It’s like putting a Band-Aid on a busted dam and calling it “sustainable.”
Even when farmers are “certified,” they’re still often underpaid.
Still living in poverty.
Still locked into contracts that keep them powerless.
But hey, your cup had a sticker on it so it must be ethical.
Right?
Coffee farming isn’t gentle.
Forests get cut down to make space for more crops.
Pesticides get sprayed to keep the bugs off the beans.
Water gets drained, soil gets exhausted, and ecosystems collapse in slow motion. All so we can say “make it a double” without thinking twice.
And the demand keeps rising.
Faster. Cheaper. More efficient.
Because every new Starbucks that opens?
That’s not a win for local jobs.
That’s a signal to squeeze harder.
There are people, kids even, who harvest beans barefoot in the mud.
Who get paid by the kilo, not the hour.
Who don’t know what a latte is but have picked the beans for a thousand of them.
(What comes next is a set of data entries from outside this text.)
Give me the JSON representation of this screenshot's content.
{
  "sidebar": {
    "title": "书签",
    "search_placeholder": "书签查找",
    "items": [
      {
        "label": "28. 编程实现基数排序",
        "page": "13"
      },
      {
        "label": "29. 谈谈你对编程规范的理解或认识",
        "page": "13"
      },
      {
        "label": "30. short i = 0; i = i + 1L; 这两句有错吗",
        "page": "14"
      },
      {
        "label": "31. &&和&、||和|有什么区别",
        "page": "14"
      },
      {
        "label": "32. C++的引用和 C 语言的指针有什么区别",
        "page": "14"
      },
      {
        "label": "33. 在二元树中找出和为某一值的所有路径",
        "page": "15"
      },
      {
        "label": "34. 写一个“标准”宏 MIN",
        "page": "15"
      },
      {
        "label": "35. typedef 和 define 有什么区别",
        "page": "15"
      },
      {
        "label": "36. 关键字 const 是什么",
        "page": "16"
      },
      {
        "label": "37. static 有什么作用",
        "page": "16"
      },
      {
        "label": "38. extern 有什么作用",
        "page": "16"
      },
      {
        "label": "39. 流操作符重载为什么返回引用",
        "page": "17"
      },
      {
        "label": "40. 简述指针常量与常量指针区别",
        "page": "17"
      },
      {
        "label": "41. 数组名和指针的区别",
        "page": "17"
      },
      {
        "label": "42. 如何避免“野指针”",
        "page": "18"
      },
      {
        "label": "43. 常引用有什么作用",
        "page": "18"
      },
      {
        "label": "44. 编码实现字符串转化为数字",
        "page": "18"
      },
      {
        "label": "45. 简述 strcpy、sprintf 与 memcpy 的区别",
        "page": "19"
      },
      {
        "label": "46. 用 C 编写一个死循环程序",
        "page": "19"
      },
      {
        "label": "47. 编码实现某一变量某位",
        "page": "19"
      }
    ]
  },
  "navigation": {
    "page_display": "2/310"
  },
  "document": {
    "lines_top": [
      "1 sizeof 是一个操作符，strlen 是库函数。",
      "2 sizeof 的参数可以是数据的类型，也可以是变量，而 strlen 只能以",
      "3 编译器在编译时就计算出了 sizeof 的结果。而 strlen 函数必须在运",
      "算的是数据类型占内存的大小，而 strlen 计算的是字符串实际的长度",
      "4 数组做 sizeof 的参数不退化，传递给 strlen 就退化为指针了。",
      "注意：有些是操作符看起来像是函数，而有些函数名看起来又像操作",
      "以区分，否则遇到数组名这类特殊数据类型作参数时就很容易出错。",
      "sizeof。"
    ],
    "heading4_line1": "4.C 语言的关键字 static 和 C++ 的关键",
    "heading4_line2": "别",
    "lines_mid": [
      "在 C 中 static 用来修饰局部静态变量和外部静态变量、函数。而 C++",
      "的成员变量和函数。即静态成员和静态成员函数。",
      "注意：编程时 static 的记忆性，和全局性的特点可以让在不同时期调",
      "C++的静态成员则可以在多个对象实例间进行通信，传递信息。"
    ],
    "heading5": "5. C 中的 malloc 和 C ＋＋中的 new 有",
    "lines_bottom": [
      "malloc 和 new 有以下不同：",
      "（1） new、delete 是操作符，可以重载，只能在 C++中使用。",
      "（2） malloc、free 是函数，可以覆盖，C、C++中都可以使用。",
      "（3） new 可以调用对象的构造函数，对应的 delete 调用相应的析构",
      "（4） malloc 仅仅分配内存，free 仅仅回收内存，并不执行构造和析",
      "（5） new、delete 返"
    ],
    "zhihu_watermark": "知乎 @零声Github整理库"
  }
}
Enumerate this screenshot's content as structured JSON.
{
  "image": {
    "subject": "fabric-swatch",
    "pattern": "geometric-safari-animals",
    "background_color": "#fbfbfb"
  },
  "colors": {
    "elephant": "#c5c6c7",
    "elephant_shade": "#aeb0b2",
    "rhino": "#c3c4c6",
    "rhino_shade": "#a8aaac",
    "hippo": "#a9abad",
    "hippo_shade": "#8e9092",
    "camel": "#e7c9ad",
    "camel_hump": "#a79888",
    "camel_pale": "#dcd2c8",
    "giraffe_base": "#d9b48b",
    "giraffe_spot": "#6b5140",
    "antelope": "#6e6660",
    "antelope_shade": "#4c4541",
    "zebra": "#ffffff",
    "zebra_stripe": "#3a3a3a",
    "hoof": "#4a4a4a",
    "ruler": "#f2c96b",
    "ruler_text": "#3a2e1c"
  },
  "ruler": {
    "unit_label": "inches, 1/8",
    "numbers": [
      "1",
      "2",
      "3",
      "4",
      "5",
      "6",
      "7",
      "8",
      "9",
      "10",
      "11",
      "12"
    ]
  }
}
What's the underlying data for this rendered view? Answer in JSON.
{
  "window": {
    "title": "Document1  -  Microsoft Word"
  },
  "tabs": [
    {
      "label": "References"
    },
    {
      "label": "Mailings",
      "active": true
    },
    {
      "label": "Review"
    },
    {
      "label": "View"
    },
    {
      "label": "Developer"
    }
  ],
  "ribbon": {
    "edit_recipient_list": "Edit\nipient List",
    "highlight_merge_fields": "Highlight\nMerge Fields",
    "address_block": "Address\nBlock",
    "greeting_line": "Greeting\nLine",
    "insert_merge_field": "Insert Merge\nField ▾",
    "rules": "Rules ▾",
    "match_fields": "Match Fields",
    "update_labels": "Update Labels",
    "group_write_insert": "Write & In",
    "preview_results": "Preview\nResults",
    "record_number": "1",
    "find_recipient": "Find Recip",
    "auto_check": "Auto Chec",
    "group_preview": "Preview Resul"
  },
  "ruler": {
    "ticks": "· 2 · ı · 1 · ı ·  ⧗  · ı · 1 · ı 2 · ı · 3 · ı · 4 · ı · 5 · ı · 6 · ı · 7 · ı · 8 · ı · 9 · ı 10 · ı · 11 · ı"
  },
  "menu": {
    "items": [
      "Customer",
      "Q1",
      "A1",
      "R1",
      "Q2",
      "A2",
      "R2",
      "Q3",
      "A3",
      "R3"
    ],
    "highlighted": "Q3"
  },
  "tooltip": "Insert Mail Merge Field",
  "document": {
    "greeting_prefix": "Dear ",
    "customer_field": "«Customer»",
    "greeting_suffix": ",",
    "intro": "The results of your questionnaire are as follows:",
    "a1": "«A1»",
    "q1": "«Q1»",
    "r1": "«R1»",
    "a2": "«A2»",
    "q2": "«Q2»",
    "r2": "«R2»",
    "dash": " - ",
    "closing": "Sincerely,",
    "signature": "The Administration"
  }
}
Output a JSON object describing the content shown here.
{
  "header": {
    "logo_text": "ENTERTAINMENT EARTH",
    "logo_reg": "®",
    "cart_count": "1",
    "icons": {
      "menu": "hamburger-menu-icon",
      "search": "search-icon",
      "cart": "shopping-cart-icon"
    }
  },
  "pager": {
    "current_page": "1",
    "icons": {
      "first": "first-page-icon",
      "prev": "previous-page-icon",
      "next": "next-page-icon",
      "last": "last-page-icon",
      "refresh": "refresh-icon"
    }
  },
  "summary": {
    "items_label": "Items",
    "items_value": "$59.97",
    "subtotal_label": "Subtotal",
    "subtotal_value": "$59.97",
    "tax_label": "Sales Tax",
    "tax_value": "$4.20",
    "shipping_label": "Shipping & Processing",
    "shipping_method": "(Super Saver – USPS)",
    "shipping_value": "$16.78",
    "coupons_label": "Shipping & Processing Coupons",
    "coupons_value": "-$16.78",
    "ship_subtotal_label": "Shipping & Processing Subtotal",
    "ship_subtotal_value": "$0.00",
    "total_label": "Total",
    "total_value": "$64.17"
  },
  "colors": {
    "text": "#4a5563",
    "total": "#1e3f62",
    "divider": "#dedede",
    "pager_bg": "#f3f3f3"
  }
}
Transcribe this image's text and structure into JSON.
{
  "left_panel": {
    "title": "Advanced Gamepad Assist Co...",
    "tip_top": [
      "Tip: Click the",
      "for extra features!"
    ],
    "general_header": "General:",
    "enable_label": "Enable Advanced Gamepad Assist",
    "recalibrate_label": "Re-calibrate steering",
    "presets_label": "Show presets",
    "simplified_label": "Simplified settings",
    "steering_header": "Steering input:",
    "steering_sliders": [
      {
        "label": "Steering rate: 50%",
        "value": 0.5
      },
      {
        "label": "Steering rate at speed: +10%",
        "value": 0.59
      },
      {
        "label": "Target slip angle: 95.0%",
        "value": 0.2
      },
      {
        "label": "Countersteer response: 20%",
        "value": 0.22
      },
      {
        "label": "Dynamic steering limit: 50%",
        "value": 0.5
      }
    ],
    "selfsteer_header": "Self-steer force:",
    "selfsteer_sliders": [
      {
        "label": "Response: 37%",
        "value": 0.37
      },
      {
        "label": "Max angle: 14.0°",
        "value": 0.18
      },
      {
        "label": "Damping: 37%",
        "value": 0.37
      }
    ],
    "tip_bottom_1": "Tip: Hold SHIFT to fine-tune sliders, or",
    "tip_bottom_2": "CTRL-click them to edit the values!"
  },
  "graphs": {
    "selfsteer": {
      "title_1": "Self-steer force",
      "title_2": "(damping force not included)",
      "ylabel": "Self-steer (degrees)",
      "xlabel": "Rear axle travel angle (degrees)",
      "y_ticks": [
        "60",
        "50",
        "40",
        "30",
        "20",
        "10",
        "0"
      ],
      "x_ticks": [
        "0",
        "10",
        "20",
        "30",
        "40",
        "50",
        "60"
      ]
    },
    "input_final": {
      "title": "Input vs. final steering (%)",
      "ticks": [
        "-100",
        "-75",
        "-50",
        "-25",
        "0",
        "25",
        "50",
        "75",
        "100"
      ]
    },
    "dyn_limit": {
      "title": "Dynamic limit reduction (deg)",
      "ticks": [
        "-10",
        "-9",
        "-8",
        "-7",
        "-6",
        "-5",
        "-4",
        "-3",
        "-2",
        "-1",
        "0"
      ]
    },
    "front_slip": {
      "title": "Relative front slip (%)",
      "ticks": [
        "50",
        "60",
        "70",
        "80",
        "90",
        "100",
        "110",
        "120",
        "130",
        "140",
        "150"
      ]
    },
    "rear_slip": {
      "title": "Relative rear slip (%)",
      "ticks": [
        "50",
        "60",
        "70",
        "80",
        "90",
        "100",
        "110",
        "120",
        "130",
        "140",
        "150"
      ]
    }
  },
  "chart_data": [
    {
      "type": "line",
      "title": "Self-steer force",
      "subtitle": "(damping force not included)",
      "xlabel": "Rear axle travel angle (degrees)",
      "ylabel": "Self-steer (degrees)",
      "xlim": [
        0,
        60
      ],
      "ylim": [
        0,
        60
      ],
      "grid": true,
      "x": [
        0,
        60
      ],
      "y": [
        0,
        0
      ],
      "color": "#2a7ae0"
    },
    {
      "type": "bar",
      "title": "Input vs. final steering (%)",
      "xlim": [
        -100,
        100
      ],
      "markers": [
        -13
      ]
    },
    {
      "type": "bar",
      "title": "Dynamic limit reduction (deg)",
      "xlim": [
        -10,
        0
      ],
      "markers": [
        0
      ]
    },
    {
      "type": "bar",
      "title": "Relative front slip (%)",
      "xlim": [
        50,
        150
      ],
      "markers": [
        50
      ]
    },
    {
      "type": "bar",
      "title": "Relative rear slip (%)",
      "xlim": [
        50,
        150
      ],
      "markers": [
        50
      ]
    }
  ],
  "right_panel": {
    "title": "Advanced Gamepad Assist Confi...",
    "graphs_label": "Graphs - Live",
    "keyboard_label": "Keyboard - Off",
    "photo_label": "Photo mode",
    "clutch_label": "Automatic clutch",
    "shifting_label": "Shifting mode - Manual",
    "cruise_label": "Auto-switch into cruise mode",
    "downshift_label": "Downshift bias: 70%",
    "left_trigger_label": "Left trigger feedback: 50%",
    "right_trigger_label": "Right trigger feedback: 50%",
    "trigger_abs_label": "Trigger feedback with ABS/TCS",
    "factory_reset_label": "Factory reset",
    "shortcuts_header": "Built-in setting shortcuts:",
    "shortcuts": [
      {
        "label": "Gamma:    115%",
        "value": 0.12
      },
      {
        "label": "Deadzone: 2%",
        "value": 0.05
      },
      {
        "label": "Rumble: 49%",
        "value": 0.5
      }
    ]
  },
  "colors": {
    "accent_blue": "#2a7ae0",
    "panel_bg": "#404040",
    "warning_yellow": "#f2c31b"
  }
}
And they’ll never be in the commercials.
They’ll never show up in the cozy ads.
They’ll never get a sip of what you sip.
Because they’re not the story.
They’re the supply chain.
So next time you take a drink, just pause.
No guilt trip. No sermon. No boycott.
Just awareness.
Because you’re not holding a beverage.
You’re holding the end product of a global machine.
And that machine runs on caffeine, water, and invisible people.